Future of Pypy?

Steven D'Aprano steve+comp.lang.python at pearwood.info
Mon Feb 23 21:15:46 EST 2015


Ethan Furman wrote:

> On 02/22/2015 11:41 PM, Steven D'Aprano wrote:
> 
>> If you want *CPython* to work without a GIL, well, are you volunteering
>> to do the work? It is a massive job, and the core devs aren't terribly
>> interested. Probably because they understand that the GIL is not often an
>> unsurmountable problem in real life.

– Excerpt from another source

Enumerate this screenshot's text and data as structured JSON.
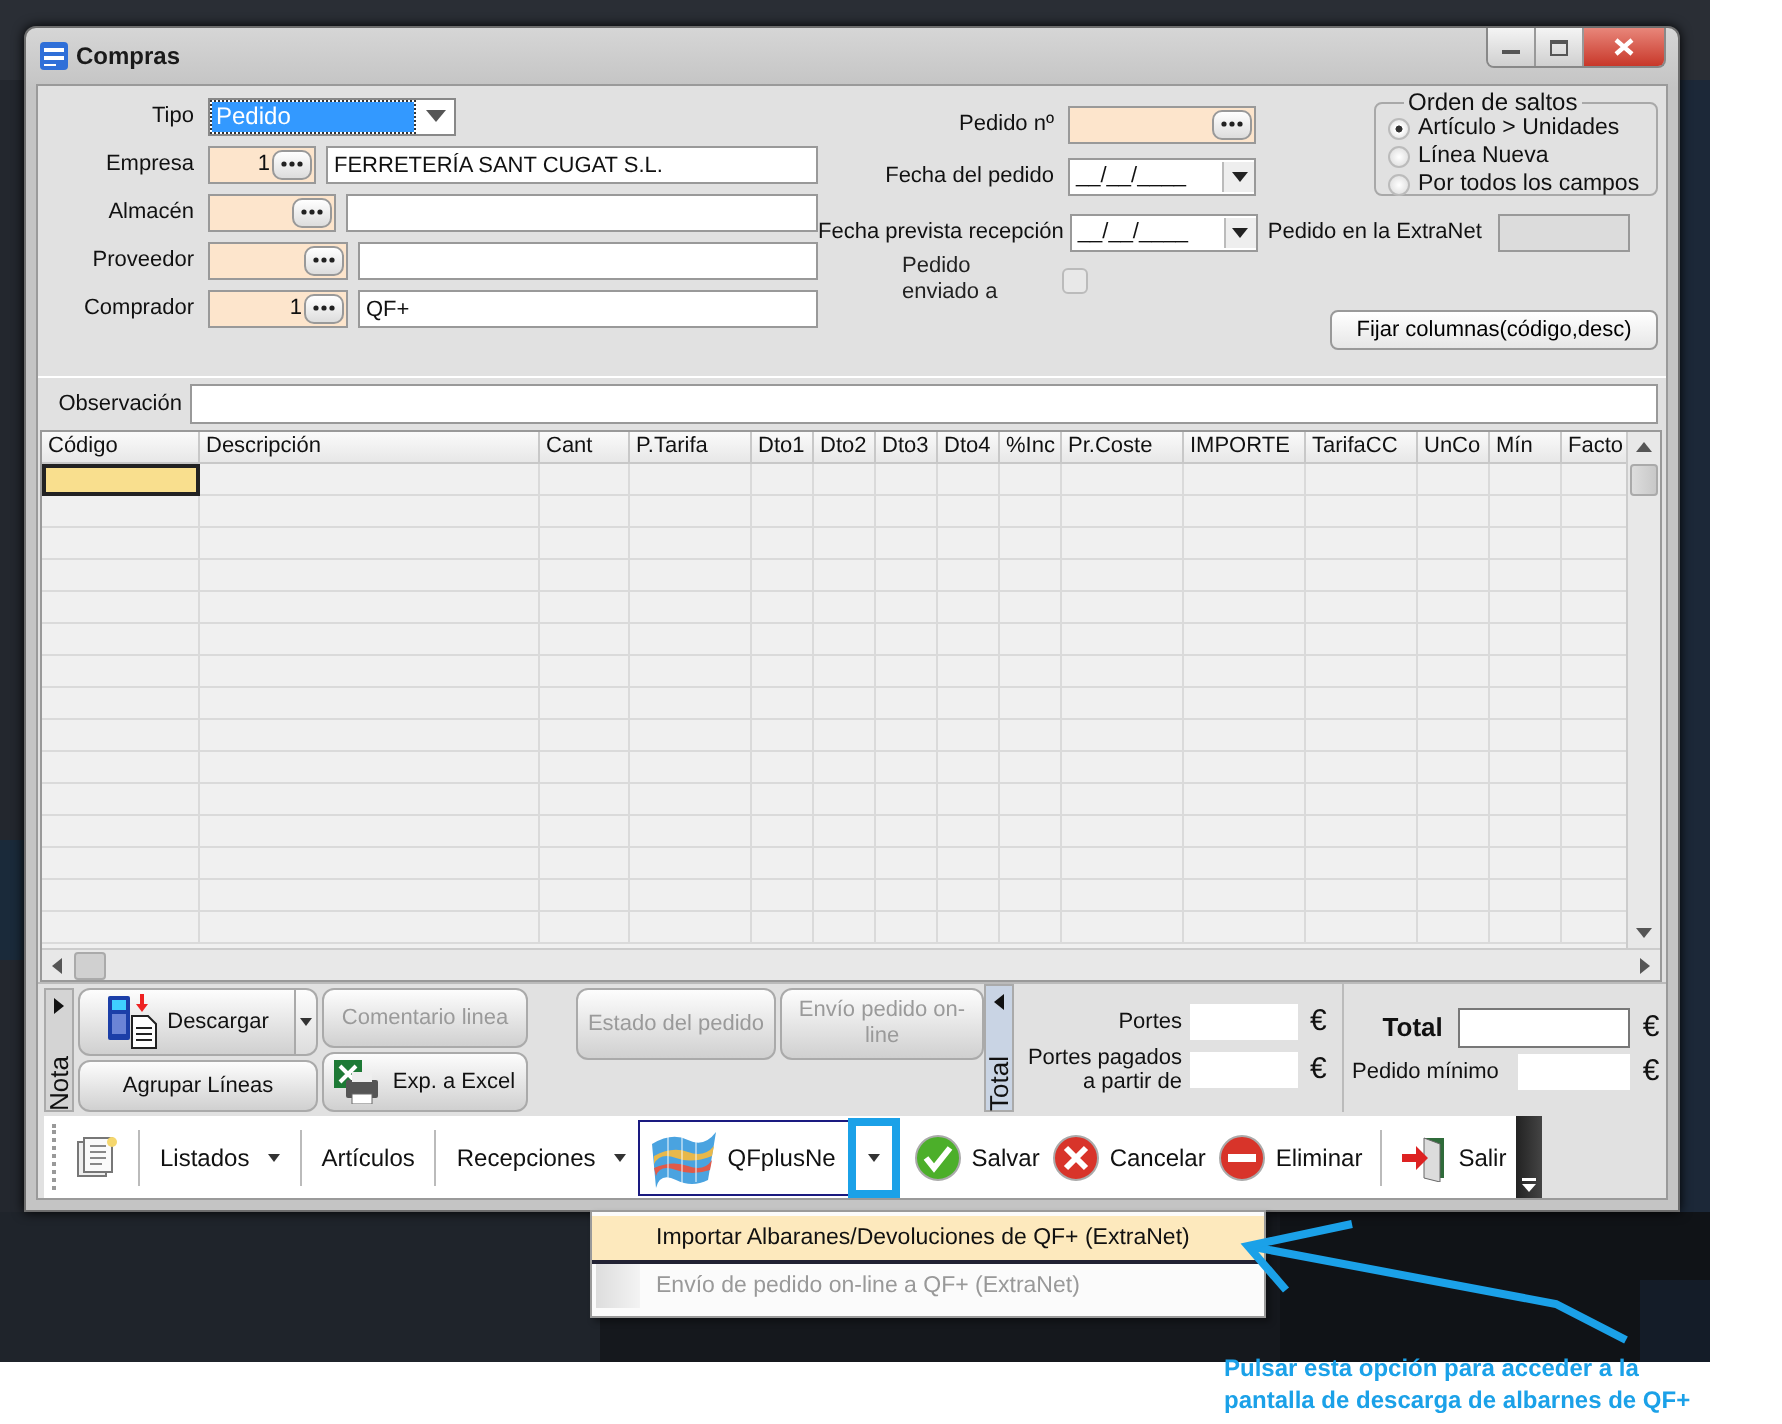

That brings us to the point I was
>> making: I believe, and the core devs appear to think the same, that the
>> *actual* number of people who would benefit from CPython losing the GIL
>> is not large enough to justify the work it would require.
> 
> If memory serves, the first and primary point to losing the GIL is that
> single-threaded code must run just as fast (or at least close to just as
> fast) as the GIL version, and previous attempts have all badly failed that
> requisite.

That was then. Now even smartphones have multiple cores. It might be time to 
reconsider. If not now, then surely by the time entry-level machines have 8 
cores, the requirement that 1-core machines aren't penalized will surely be 
dropped :-)

It may turn out that removing the GIL doesn't improve things *enough*, who 
knows what will happen. I recall from the first attempt, back in Python 1.5 
days, that there was a 40% slowdown for single core machines, a very slight 
speedup for two-core, and increasing the number of cores beyond four made no 
real difference. So it might turn out that "removing the GIL" is great in 
theory and not so useful in practice, but I guess only time will tell.